HIPAA, HITECH And Medical Transcription, Part 2: Protecting ePHI - Administrative Safeguards
For this second installment in a series of articles on the added
responsibilities for transcription service providers under HITECH, I'll
be drawing heavily from information from the HIPAA Survival Guide, specifically the section regarding the HIPAA Security Rule,
which deals with electronic protected health information (ePHI). In a
nutshell, the Security Rule requires three kinds of safeguards with
regard to ePHI: administrative, physical, and technical.
It probably won't come as any shock to you, since this is a document
created by government bureaucrats, that there's some overlap between
these three areas, not to mention the occasional lack of clarity and
specificity.
With that in mind, let's look first at the
administrative requirements for protecting PHI under HIPAA and HITECH.
Keep in mind that although reference is made to covered entities (CEs),
with the passage of HITECH, business associates (BAs), including
transcription service providers, must also now adhere to the provisions
of the Security Rule. According to the HIPAA Survival Guide,
administrative safeguards are defined as "administrative actions, policies and
procedures, to manage the selection, development, implementation, and
maintenance of security measures to protect ePHI and to manage the
conduct of the CE's workforce in relation to the protection of that
information." My
translation of this definition is that one of the requirements for
HIPAA compliance is to have written policies that lay out in detail, A)
the measures you've put in place to protect ePHI; B) the measures you
have in place to deal with any breaches of your written policies on
security; and C) the measures you have in place to train your workforce
to comply with A and B. But simply having written policies and
procedures in place isn't enough; you must also actually enforce them,
and be able to document that you have in fact enforced them.
(Did I mention that all of this was dreamed up by bureaucrats?)
Even
though I'm mentioning administrative safeguards first, the reality is
that order to formulate the written policies and procedures
that will guide your operations with regard to security, you first have
to have an understanding of what HIPAA and HITECH require in terms of
protecting ePHI, which I will deal with in future posts.

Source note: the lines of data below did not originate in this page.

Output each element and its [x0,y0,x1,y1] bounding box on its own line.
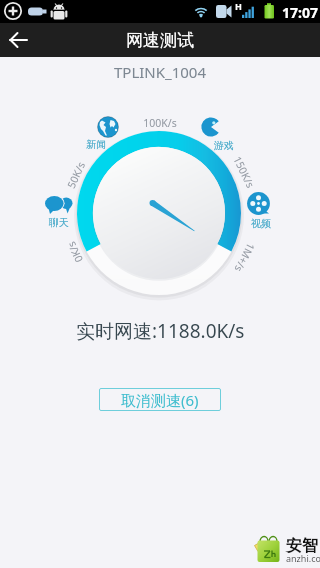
staticText: 实时网速:1188.0K/s [76,318,245,344]
button[interactable]: Back [0,23,38,57]
staticText: anzhi.com [286,552,320,564]
staticText: TPLINK_1004 [114,62,207,82]
staticText: 150K/s [230,154,258,190]
staticText: 50K/s [64,159,88,191]
staticText: 取消测速(6) [121,390,199,410]
staticText: 新闻 [86,138,106,151]
staticText: 安智 [286,536,318,556]
button[interactable]: Chat [43,191,69,217]
button[interactable]: 取消测速(6) [99,388,221,411]
staticText: 视频 [251,217,271,230]
button[interactable]: News [95,114,121,140]
staticText: 1M+/s [232,240,258,274]
button[interactable]: Video [246,191,272,217]
staticText: 0K/s [64,239,86,265]
staticText: H [235,0,242,12]
staticText: 聊天 [49,216,69,229]
staticText: 网速测试 [126,30,194,51]
staticText: 100K/s [143,116,177,130]
button[interactable]: Games [198,114,224,140]
staticText: 游戏 [214,139,234,152]
staticText: 17:07 [282,3,318,22]
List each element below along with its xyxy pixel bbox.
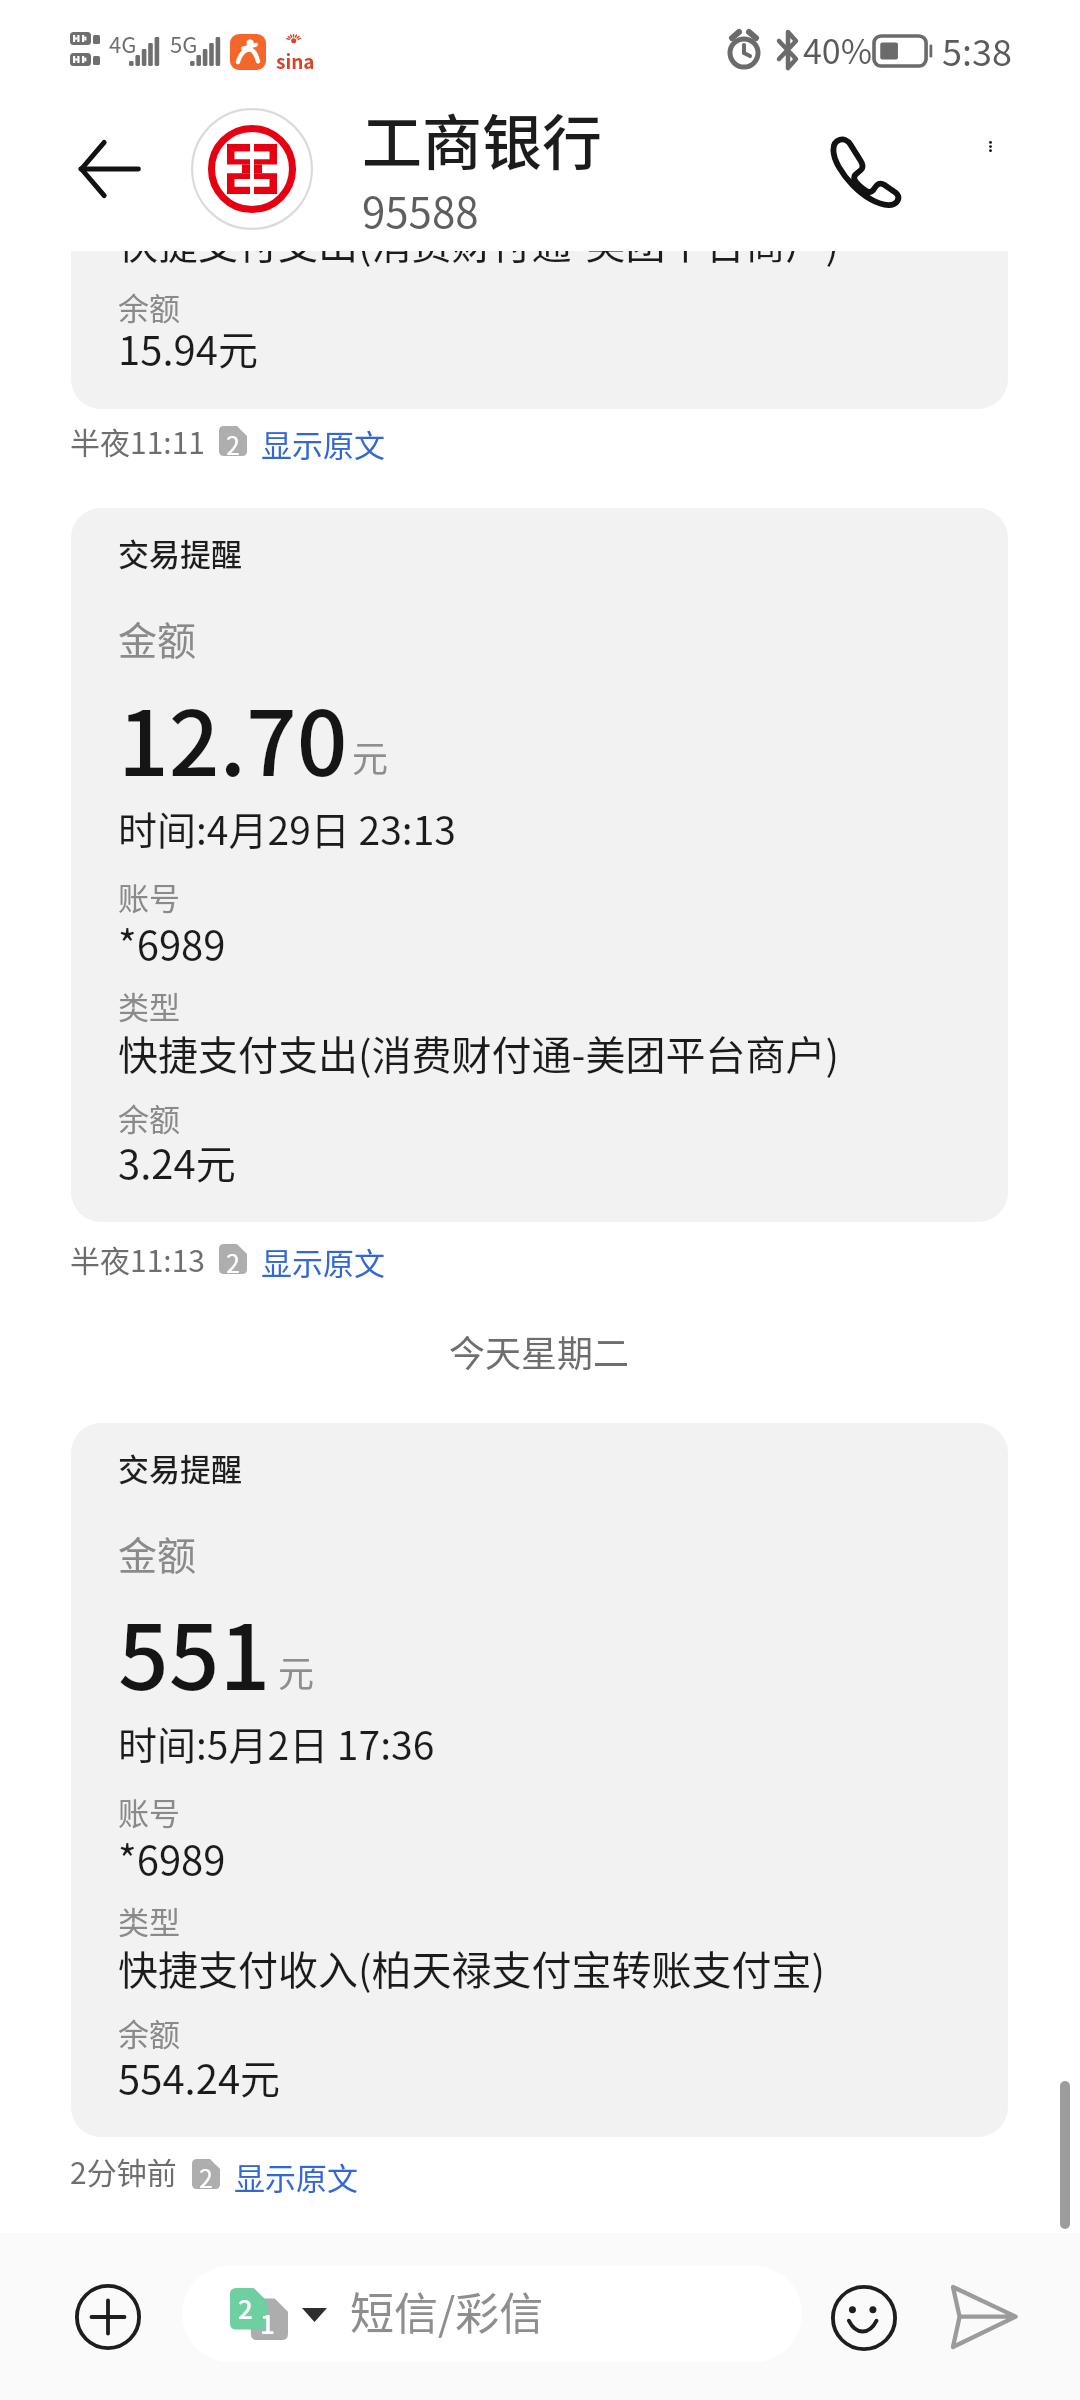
staticText: 2 bbox=[226, 1244, 240, 1274]
button[interactable]: 显示原文 bbox=[263, 1236, 387, 1286]
staticText: 5:38 bbox=[942, 24, 1012, 76]
button[interactable]: 交易提醒 bbox=[71, 1423, 1008, 2137]
staticText: 快捷支付支出(消费财付通-美团平台商户) bbox=[118, 251, 839, 271]
button[interactable]: 交易提醒 bbox=[71, 508, 1008, 1222]
button[interactable]: 快捷支付支出(消费财付通-美团平台商户) bbox=[71, 251, 1008, 409]
staticText: 元 bbox=[352, 730, 389, 782]
staticText: 工商银行 bbox=[362, 95, 602, 182]
button[interactable]: Send bbox=[951, 2285, 1017, 2351]
staticText: 交易提醒 bbox=[118, 1445, 242, 1490]
button[interactable]: 显示原文 bbox=[263, 418, 387, 468]
button[interactable]: Add attachment bbox=[75, 2284, 141, 2350]
staticText: 15.94元 bbox=[118, 319, 258, 377]
staticText: 5G bbox=[170, 27, 198, 59]
button[interactable]: 1 bbox=[182, 2266, 802, 2362]
staticText: 交易提醒 bbox=[118, 530, 242, 575]
staticText: 3.24元 bbox=[118, 1133, 236, 1191]
staticText: 2 bbox=[238, 2289, 253, 2327]
staticText: 时间:5月2日 17:36 bbox=[118, 1715, 435, 1771]
staticText: 快捷支付收入(柏天禄支付宝转账支付宝) bbox=[118, 1939, 826, 1997]
staticText: 551 bbox=[118, 1587, 271, 1716]
staticText: 余额 bbox=[118, 1095, 180, 1140]
staticText: 时间:4月29日 23:13 bbox=[118, 800, 456, 856]
staticText: 2分钟前 bbox=[70, 2149, 177, 2192]
staticText: 类型 bbox=[118, 1898, 180, 1943]
staticText: 显示原文 bbox=[234, 2154, 358, 2199]
staticText: 今天星期二 bbox=[449, 1325, 630, 1377]
staticText: 1 bbox=[260, 2304, 275, 2342]
staticText: 余额 bbox=[118, 284, 180, 329]
staticText: 2 bbox=[199, 2159, 213, 2189]
button[interactable]: More options bbox=[946, 124, 1034, 212]
staticText: sina bbox=[276, 47, 315, 75]
staticText: 短信/彩信 bbox=[350, 2279, 544, 2343]
staticText: *6989 bbox=[118, 914, 226, 972]
button[interactable]: Back bbox=[62, 125, 156, 213]
button[interactable]: 显示原文 bbox=[236, 2151, 360, 2201]
staticText: 2 bbox=[226, 426, 240, 456]
staticText: 12.70 bbox=[118, 673, 348, 802]
staticText: 40% bbox=[803, 25, 873, 74]
staticText: 账号 bbox=[118, 1789, 180, 1834]
staticText: 显示原文 bbox=[261, 421, 385, 466]
staticText: 元 bbox=[278, 1645, 315, 1697]
staticText: 金额 bbox=[118, 610, 197, 666]
staticText: 账号 bbox=[118, 874, 180, 919]
staticText: 554.24元 bbox=[118, 2048, 281, 2106]
staticText: 4G bbox=[109, 27, 137, 59]
button[interactable]: Call bbox=[815, 120, 913, 218]
staticText: 金额 bbox=[118, 1525, 197, 1581]
button[interactable]: Emoji bbox=[831, 2285, 897, 2351]
staticText: 显示原文 bbox=[261, 1239, 385, 1284]
staticText: 半夜11:13 bbox=[70, 1237, 205, 1280]
staticText: *6989 bbox=[118, 1829, 226, 1887]
staticText: 类型 bbox=[118, 983, 180, 1028]
staticText: 余额 bbox=[118, 2010, 180, 2055]
staticText: 半夜11:11 bbox=[70, 419, 205, 462]
staticText: 95588 bbox=[362, 179, 479, 240]
staticText: 快捷支付支出(消费财付通-美团平台商户) bbox=[118, 1024, 839, 1082]
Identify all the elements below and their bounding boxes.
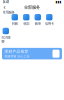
button[interactable]: 账单: [32, 14, 44, 26]
staticText: 全部服务: [24, 5, 40, 10]
button[interactable]: Back: [2, 4, 7, 10]
staticText: ‹: [4, 4, 6, 10]
button[interactable]: 转账: [9, 14, 20, 26]
button[interactable]: 信用卡: [44, 14, 55, 26]
staticText: 生活缴费: [1, 35, 10, 44]
staticText: 稳健增值 安心之选: [4, 54, 30, 58]
button[interactable]: 生活缴费: [0, 28, 12, 44]
staticText: 常用服务: [2, 10, 14, 14]
button[interactable]: 理财产品推荐: [2, 48, 62, 59]
staticText: 9:41: [2, 0, 10, 4]
staticText: 账单: [35, 21, 41, 26]
button[interactable]: 收款: [20, 14, 32, 26]
staticText: 理财产品推荐: [4, 49, 28, 54]
staticText: ▮▮▮: [56, 0, 62, 4]
staticText: 转账: [12, 21, 18, 26]
staticText: 收款: [23, 21, 29, 26]
staticText: 信用卡: [45, 21, 54, 26]
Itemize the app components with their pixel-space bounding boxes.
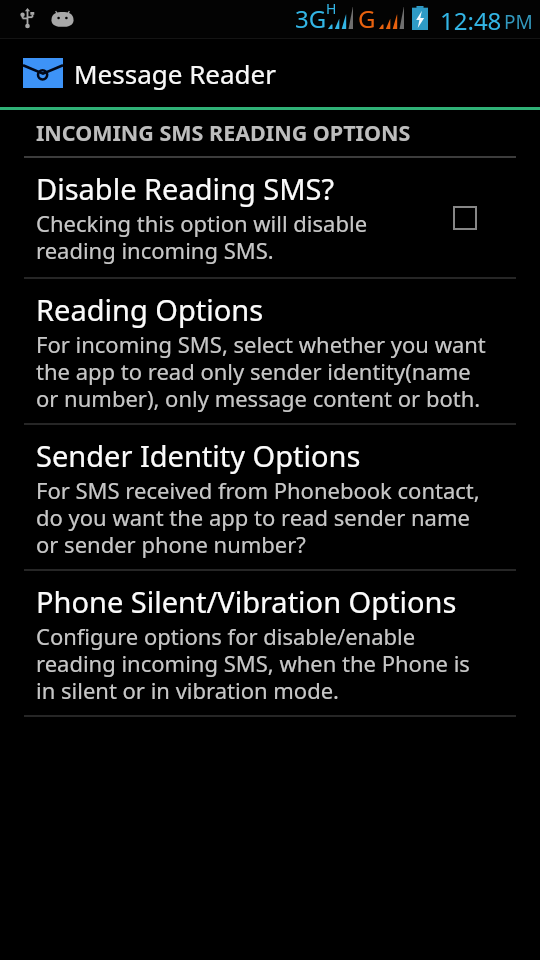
staticText: Reading Options [36,290,264,329]
button[interactable]: Sender Identity Options [0,425,540,571]
staticText: Message Reader [74,56,276,91]
staticText: PM [504,9,533,35]
button[interactable]: Disable Reading SMS? [0,158,540,279]
other: Battery charging [412,6,428,30]
staticText: For SMS received from Phonebook contact,… [36,478,480,559]
button[interactable]: Message Reader home [0,39,540,107]
staticText: INCOMING SMS READING OPTIONS [36,118,411,147]
staticText: Sender Identity Options [36,436,361,475]
staticText: Phone Silent/Vibration Options [36,582,457,621]
staticText: Checking this option will disable readin… [36,211,368,265]
staticText: For incoming SMS, select whether you wan… [36,332,486,413]
other: Android [51,9,74,27]
other: Message Reader home [23,58,63,88]
staticText: Configure options for disable/enable rea… [36,624,470,705]
staticText: 3G [295,2,327,35]
button[interactable]: Reading Options [0,279,540,425]
staticText: 12:48 [440,4,502,37]
staticText: H [326,0,337,18]
button[interactable]: Phone Silent/Vibration Options [0,571,540,717]
staticText: G [358,2,376,35]
staticText: Disable Reading SMS? [36,169,335,208]
other: USB connected [21,8,34,28]
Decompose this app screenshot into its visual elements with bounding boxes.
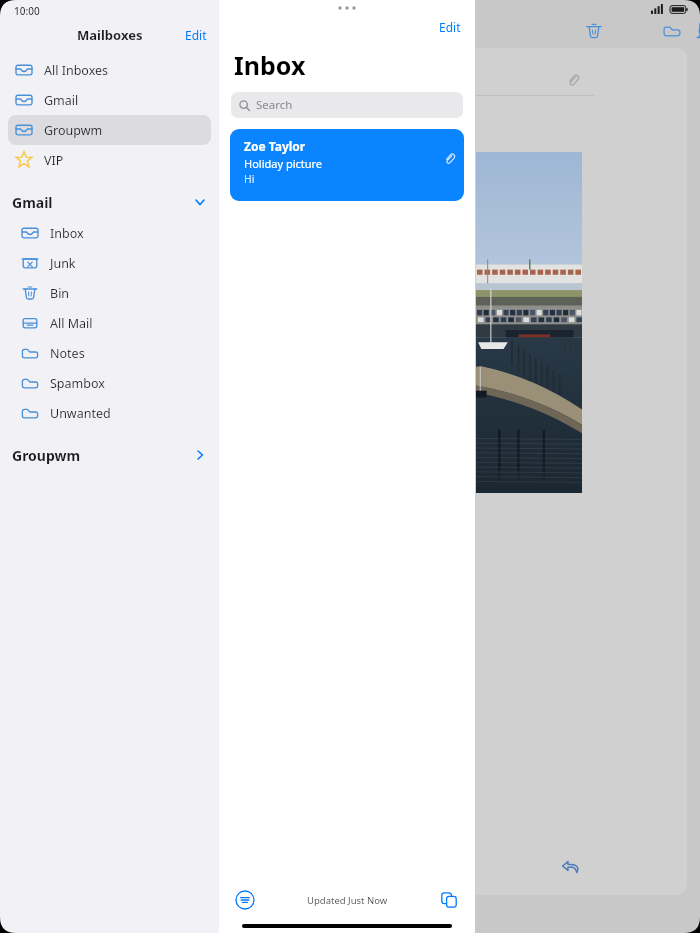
button[interactable]: Junk xyxy=(8,248,211,278)
button[interactable]: Compose xyxy=(439,890,459,910)
button[interactable]: Spambox xyxy=(8,368,211,398)
staticText: Holiday picture xyxy=(244,156,323,171)
button[interactable]: Bin xyxy=(8,278,211,308)
staticText: Groupwm xyxy=(12,446,81,465)
staticText: Groupwm xyxy=(44,122,103,139)
staticText: 10:00 xyxy=(14,4,40,18)
staticText: Gmail xyxy=(12,193,53,212)
button[interactable]: Delete xyxy=(583,20,605,42)
button[interactable]: Filter xyxy=(235,890,255,910)
button[interactable]: Edit xyxy=(425,16,475,38)
button[interactable]: Groupwm xyxy=(0,442,219,468)
button[interactable]: Unwanted xyxy=(8,398,211,428)
staticText: Junk xyxy=(50,255,76,272)
button[interactable]: Inbox xyxy=(8,218,211,248)
staticText: Unwanted xyxy=(50,405,111,422)
button[interactable]: Edit xyxy=(173,23,219,47)
button[interactable]: Search xyxy=(231,92,463,118)
staticText: Updated Just Now xyxy=(307,894,388,907)
staticText: Mailboxes xyxy=(77,26,143,44)
button[interactable]: All Inboxes xyxy=(8,55,211,85)
button[interactable]: Groupwm xyxy=(8,115,211,145)
staticText: VIP xyxy=(44,152,64,169)
staticText: Inbox xyxy=(234,48,306,82)
staticText: Zoe Taylor xyxy=(244,138,306,154)
staticText: Hi xyxy=(244,172,255,186)
staticText: Edit xyxy=(185,27,207,43)
staticText: All Mail xyxy=(50,315,93,332)
staticText: Bin xyxy=(50,285,70,302)
button[interactable]: Gmail xyxy=(8,85,211,115)
button[interactable]: VIP xyxy=(8,145,211,175)
button[interactable]: Notes xyxy=(8,338,211,368)
staticText: Spambox xyxy=(50,375,105,392)
button[interactable]: All Mail xyxy=(8,308,211,338)
button[interactable]: Move to folder xyxy=(661,20,683,42)
staticText: Search xyxy=(256,97,293,113)
staticText: Edit xyxy=(439,19,461,35)
staticText: Gmail xyxy=(44,92,79,109)
button[interactable]: Gmail xyxy=(0,189,219,215)
staticText: All Inboxes xyxy=(44,62,109,79)
staticText: Inbox xyxy=(50,225,84,242)
button[interactable]: Reply xyxy=(560,855,582,877)
staticText: Notes xyxy=(50,345,85,362)
button[interactable]: Zoe Taylor xyxy=(230,129,464,201)
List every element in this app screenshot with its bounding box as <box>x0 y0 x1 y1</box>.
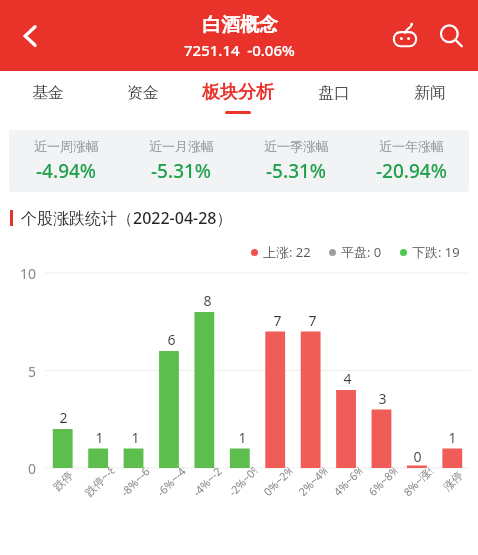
staticText: -6%~-4% <box>153 464 189 500</box>
button[interactable]: 资金 <box>95 71 190 124</box>
staticText: 3 <box>378 389 387 408</box>
staticText: 白酒概念 <box>202 13 278 37</box>
staticText: -8%~-6% <box>117 464 153 500</box>
staticText: 8%~涨停 <box>400 464 435 499</box>
staticText: 资金 <box>127 83 159 103</box>
button[interactable]: AI assistant <box>382 13 428 59</box>
staticText: 1 <box>95 428 104 447</box>
staticText: 7 <box>273 311 282 330</box>
button[interactable]: 新闻 <box>382 71 478 124</box>
button[interactable]: 板块分析 <box>190 71 286 124</box>
staticText: 涨停 <box>440 468 466 494</box>
staticText: 近一季涨幅 <box>264 138 329 154</box>
staticText: 2 <box>59 408 68 427</box>
staticText: 7 <box>308 311 317 330</box>
button[interactable]: Back <box>6 12 54 60</box>
staticText: 新闻 <box>414 83 446 103</box>
button[interactable]: 近一月涨幅 <box>124 138 239 184</box>
staticText: 平盘: 0 <box>341 243 382 261</box>
staticText: 6%~8% <box>365 464 400 499</box>
staticText: -4%~-2% <box>189 464 225 500</box>
staticText: 10 <box>20 264 37 283</box>
button[interactable]: 近一季涨幅 <box>239 138 354 184</box>
button[interactable]: 盘口 <box>286 71 382 124</box>
staticText: 4 <box>343 369 352 388</box>
staticText: -4.94% <box>36 158 97 184</box>
staticText: 个股涨跌统计（2022-04-28） <box>21 207 233 229</box>
staticText: 跌停~-8% <box>81 464 117 500</box>
staticText: 下跌: 19 <box>412 243 460 261</box>
staticText: 近一周涨幅 <box>34 138 99 154</box>
staticText: 近一月涨幅 <box>149 138 214 154</box>
staticText: 6 <box>167 330 176 349</box>
staticText: -5.31% <box>151 158 212 184</box>
staticText: 1 <box>131 428 140 447</box>
staticText: 近一年涨幅 <box>379 138 444 154</box>
staticText: 2%~4% <box>295 464 330 499</box>
staticText: 盘口 <box>318 83 350 103</box>
staticText: 7251.14 -0.06% <box>184 40 295 60</box>
staticText: -2%~0% <box>225 464 260 499</box>
button[interactable]: 基金 <box>0 71 95 124</box>
staticText: 跌停 <box>50 468 76 494</box>
staticText: -20.94% <box>376 158 447 184</box>
staticText: -5.31% <box>266 158 327 184</box>
staticText: 1 <box>238 428 247 447</box>
button[interactable]: 近一周涨幅 <box>9 138 124 184</box>
staticText: 8 <box>203 291 212 310</box>
staticText: 0%~2% <box>260 464 295 499</box>
staticText: 0 <box>413 447 422 466</box>
staticText: 板块分析 <box>202 81 274 104</box>
button[interactable]: Search <box>428 13 474 59</box>
button[interactable]: 近一年涨幅 <box>354 138 469 184</box>
staticText: 4%~6% <box>330 464 365 499</box>
staticText: 上涨: 22 <box>263 243 311 261</box>
staticText: 0 <box>28 459 37 478</box>
staticText: 1 <box>448 428 457 447</box>
staticText: 基金 <box>32 83 64 103</box>
staticText: 5 <box>28 362 37 381</box>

Once you know
what's required in terms of physical and technical safeguards, you'll
then be ready to do an assessment of your particular situation to
determine what specific threats to security exist in your operational
workflow in light of the HIPAA/HITECH requirements. At that point you
should be in a position to create the written policies and procedures
covering your specific operation.
Suffice it to say at this
point that you should be aware that as a result of HITECH, the
administrative burden on business associates under HIPAA has gotten
considerably more significant. Even small MT service providers and independent contractors will need to comply, and the time to begin the process is now.